This is my first time posting in this forum. We have a 9 year old boy that has been diagnosed as Aperger's/High functioning Autistic. We kept him out of school until he was 6 because we didn't feel he was ready yet. He is quite intelligent, but lacks some of the social skills we are all familiar with. He is quite hyper focused on the things he is interested in, but has certain fixations and obsessions that act as distractions to him
Also, he is very auditory, and finds sounds interesting. He seems to have a compulsive need to make noises, and this is difficult for him since he has been mainstreamed at school, although he has some therapy providers at school (OT etc.). He has a great teacher who understands him and has had him now for 2 years. Lately, this year, he has been having problems with his noise making and so is singled out for "time outs". He seems to have reached a breaking point and feels as though he is a "freak" and the only one that ever gets in trouble. He feels humiliated.
The school has for the first time asked if we have considered medication. My question is, has anyone else had experience dealing with the schools? What medications have you tried? They seem to want to try an ADD type med, but I think that he isn't really ADD, but merely bored with the program. When something catches his interest, he'll forget to eat. I am less inclined to try meds then my wife is, and so we are at a little bit of an impasse. I was just hoping for some input from you all.
Brenden - Hi- Your son sounds similar to several children I have come across over the years; my son is 21 now and one little guy in particular reminds me of what you describe - highly intelligent; however focused on little obsessions. IMO the ADD meds are not the direction you want to go. I know a little about meds in general due to all the years of finding the right ones and the right dose for my son, and I would be concerned that the ADD meds might make him even more hyperfocused.

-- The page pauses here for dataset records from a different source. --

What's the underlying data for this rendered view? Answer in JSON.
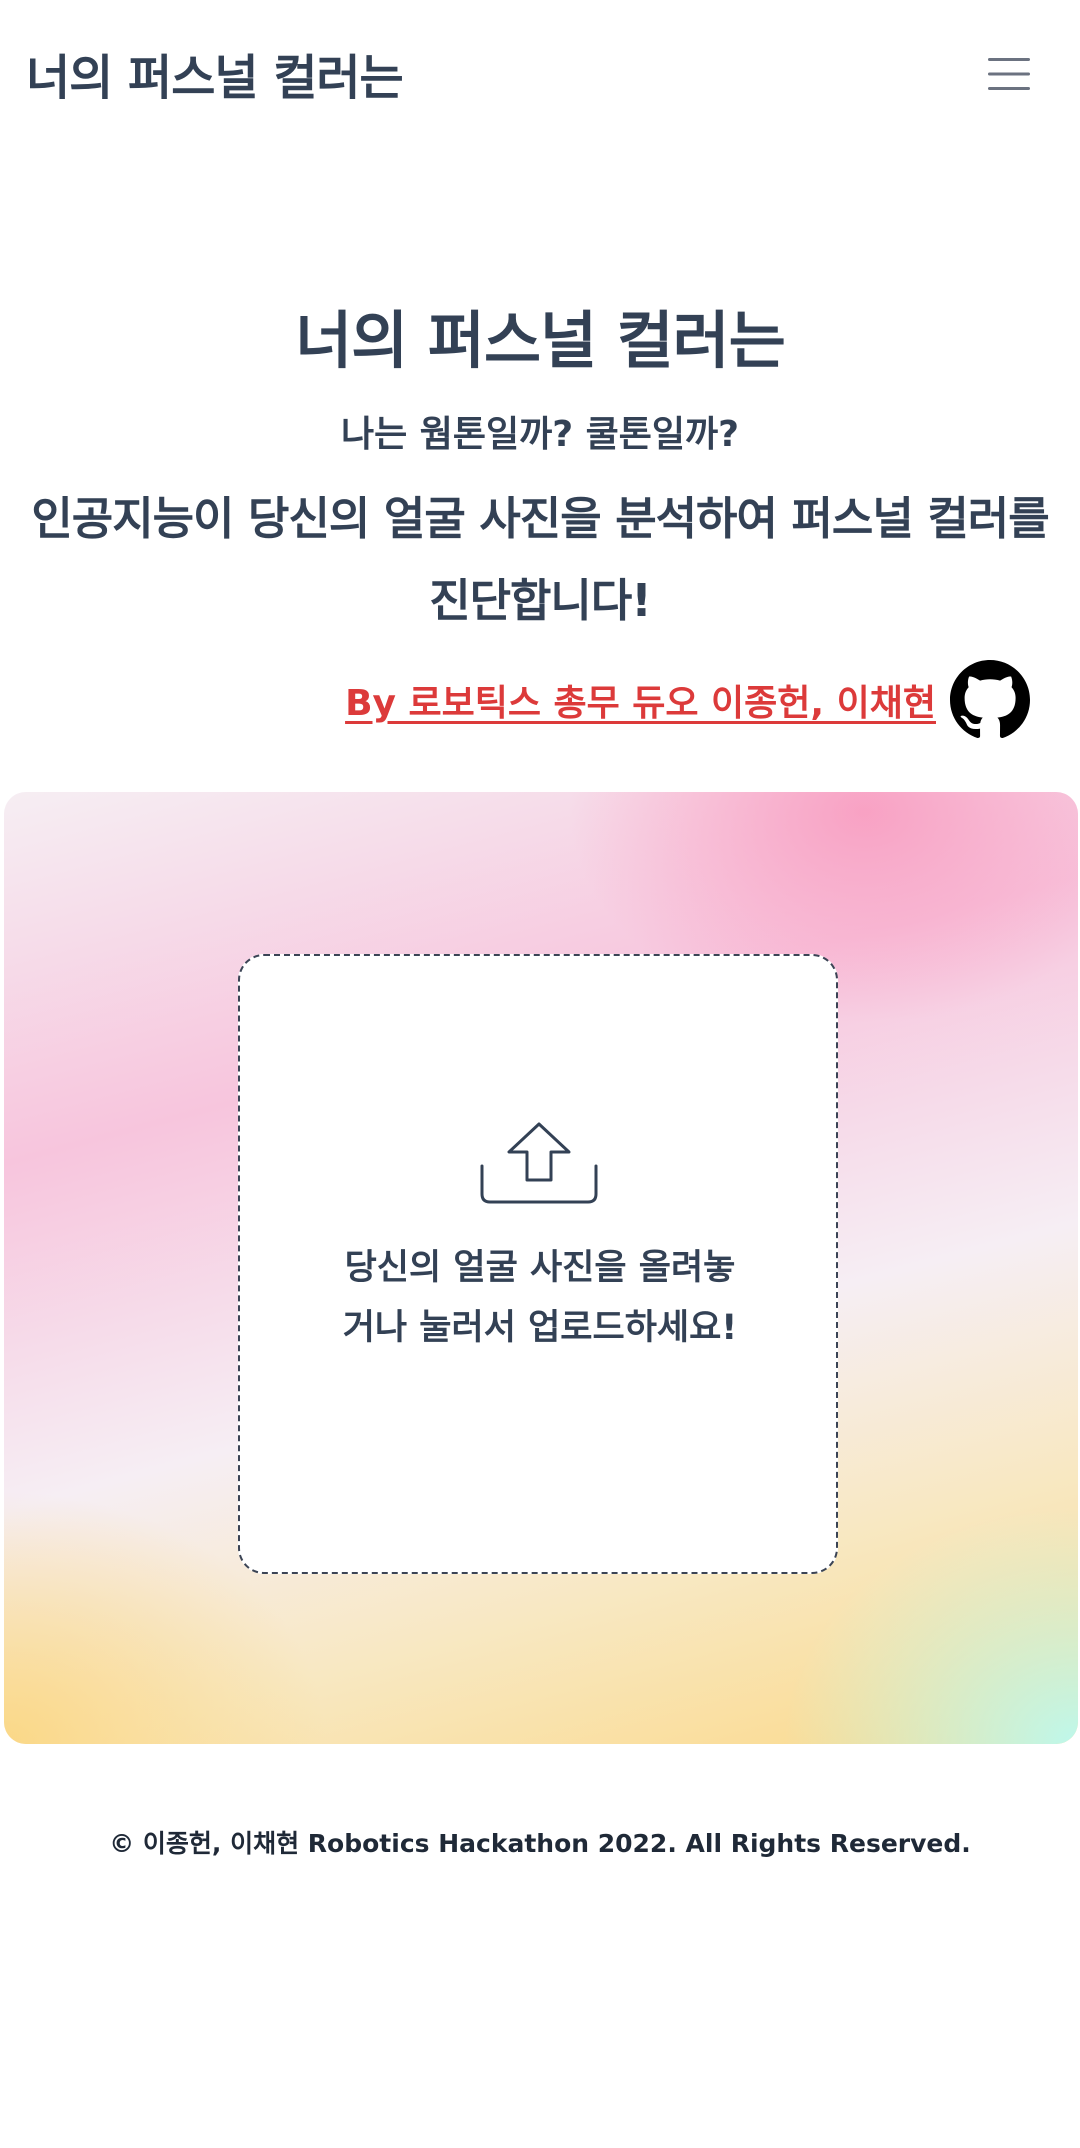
{
  "header": {
    "brand": "너의 퍼스널 컬러는",
    "menu_icon": "hamburger-menu-icon"
  },
  "hero": {
    "title": "너의 퍼스널 컬러는",
    "question": "나는 웜톤일까? 쿨톤일까?",
    "description": "인공지능이 당신의 얼굴 사진을 분석하여 퍼스널 컬러를 진단합니다!",
    "byline": "By 로보틱스 총무 듀오 이종헌, 이채현",
    "github_icon": "github-icon"
  },
  "upload": {
    "icon": "upload-icon",
    "prompt": "당신의 얼굴 사진을 올려놓거나 눌러서 업로드하세요!"
  },
  "footer": {
    "copyright": "© 이종헌, 이채현 Robotics Hackathon 2022. All Rights Reserved."
  },
  "colors": {
    "text": "#334155",
    "link": "#dc3a3a",
    "gradient_pink": "#f999be",
    "gradient_yellow": "#fbd680",
    "gradient_mint": "#bef8ec"
  }
}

The serotonin (SSRI) meds like zoloft can be helpful for the obsessions.
Another thought: has mild tourettes ever been ruled out by a child neurologist? I ask this because of the noises. Could it be a mild tourettes symptom or an obsession, like you say? This is just something to consider and I know there are meds that help with this too.
To me it sounds like a consulation with a good child neuro who understands Asperger's could be very helpful.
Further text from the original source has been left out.